Вся русская литература ХХ века, сколь бы реалистичной она ни казалась на первый вазгляд, есть развитие, совершенствование эстетики и поэтики символизма, когда за малым угадывается многое, когда главным оказывается не то, что высказано прямо, а нечто подразумеваемое, расширительное, когда характер, имя «Героя» (если оно есть) условны и необязательны, ибо речь идет об общемировых процессах. Гениальное стихотворение Цветаевой «Попытка ревности» говорит нам вовсе не о ревности, а о нарождении в жизни нового психологического типа личности, наделенной способностью так видеть и так чувствовать мир и человека в этом мире, как раньше делать этого еще не могли. И не потому что недоставало развития или эстетической изощренности, а потому что просто по-другому воспринимали и «объект» ревности, и само чувство «ревности».

Безусловно, всякое новое, входящее в жизнь, входит одновременно с утратой того, что было выработано, приобретено предшествующими поколениями. И если судить об этом процессе серьезно, то здесь не просто и не только утрата, а смена одного другим, которая воспринимается нами подчас именно как утрата. Что-то всегда в жизни утрачивается, а что-то приобретается, и наивно думать, что утрачивается хорошее, а приобретается одно только дурное (или напротив). Смена всегда есть утрата, но она всегда есть и приобретение.

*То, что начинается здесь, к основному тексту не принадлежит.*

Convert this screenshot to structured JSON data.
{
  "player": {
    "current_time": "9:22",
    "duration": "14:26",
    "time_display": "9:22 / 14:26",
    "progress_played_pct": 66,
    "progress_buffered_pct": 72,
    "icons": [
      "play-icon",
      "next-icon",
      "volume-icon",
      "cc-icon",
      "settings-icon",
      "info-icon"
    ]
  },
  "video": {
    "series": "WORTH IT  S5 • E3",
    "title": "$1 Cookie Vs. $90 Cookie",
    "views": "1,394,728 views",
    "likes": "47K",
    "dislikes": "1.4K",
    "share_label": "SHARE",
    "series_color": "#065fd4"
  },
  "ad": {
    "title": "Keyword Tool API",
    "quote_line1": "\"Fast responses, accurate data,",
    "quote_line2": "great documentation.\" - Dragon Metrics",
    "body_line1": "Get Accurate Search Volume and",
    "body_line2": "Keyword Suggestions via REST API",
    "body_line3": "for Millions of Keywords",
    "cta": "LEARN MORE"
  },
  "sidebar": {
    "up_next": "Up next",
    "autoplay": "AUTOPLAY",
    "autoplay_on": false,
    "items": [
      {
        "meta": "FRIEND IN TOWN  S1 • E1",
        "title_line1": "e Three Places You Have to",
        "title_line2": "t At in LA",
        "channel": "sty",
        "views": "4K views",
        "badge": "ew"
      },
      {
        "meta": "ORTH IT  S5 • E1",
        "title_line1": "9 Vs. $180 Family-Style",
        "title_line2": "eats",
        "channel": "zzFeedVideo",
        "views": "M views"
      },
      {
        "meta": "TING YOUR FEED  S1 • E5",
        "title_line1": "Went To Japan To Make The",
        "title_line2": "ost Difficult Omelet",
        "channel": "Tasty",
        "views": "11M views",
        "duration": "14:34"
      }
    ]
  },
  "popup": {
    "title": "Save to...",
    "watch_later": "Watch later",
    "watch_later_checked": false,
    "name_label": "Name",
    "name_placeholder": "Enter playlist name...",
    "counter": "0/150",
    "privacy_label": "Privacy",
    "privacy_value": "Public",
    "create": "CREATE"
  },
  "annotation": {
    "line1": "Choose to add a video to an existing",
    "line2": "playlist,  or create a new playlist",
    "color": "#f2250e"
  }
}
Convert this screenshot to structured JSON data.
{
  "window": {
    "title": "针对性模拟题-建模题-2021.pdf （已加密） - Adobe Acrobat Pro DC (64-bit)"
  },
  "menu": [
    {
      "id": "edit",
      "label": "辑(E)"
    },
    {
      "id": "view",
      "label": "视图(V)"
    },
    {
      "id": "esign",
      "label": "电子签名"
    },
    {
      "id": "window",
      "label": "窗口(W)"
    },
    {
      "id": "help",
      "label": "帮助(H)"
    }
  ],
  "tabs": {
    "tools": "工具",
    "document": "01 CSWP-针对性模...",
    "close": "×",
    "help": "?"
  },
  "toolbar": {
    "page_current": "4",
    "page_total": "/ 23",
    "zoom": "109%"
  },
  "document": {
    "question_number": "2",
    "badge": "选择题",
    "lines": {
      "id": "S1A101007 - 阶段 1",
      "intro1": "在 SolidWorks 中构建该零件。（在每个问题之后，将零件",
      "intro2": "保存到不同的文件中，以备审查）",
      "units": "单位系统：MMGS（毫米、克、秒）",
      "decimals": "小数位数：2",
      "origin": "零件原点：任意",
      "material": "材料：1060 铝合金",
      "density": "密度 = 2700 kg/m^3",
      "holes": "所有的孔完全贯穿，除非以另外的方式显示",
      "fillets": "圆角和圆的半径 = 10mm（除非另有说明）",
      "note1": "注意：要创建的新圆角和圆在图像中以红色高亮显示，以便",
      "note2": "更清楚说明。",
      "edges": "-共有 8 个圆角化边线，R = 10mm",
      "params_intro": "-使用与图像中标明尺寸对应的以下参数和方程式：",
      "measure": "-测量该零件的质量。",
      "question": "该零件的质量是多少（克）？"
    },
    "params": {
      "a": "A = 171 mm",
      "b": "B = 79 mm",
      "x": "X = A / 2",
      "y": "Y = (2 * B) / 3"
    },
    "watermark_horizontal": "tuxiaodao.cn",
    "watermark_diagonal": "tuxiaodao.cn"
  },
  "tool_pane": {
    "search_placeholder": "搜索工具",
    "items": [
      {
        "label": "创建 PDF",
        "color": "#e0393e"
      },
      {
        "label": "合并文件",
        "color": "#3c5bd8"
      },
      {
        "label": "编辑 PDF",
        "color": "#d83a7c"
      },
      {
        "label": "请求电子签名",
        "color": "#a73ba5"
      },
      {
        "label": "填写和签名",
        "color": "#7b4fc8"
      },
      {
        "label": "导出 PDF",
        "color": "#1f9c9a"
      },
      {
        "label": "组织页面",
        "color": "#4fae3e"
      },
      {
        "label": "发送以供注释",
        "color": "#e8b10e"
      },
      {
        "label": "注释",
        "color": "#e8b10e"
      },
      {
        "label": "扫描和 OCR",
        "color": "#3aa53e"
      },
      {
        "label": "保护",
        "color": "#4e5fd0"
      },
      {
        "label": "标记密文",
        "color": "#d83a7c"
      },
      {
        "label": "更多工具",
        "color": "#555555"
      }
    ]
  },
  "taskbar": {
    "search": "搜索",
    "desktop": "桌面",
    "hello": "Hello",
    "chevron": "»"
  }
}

В октябре 1948 г., рассказывая в письме О. М. Фрейденберг о работе над второй частью романа «Доктор Живаго», которая будет охватывать период с 1917 по 1945 гг., Пастернак сетовал: «Мы все-таки, помимо революции, жили еще во время общего распада основных форм сознания, поколеблены были все полезные навыки и понятия, все виды целесообразного умения». И затем с горечью сознается: «Так поздно приходишь к нужному, только теперь я овладел тем, в чем всю жизнь нуждался…»59.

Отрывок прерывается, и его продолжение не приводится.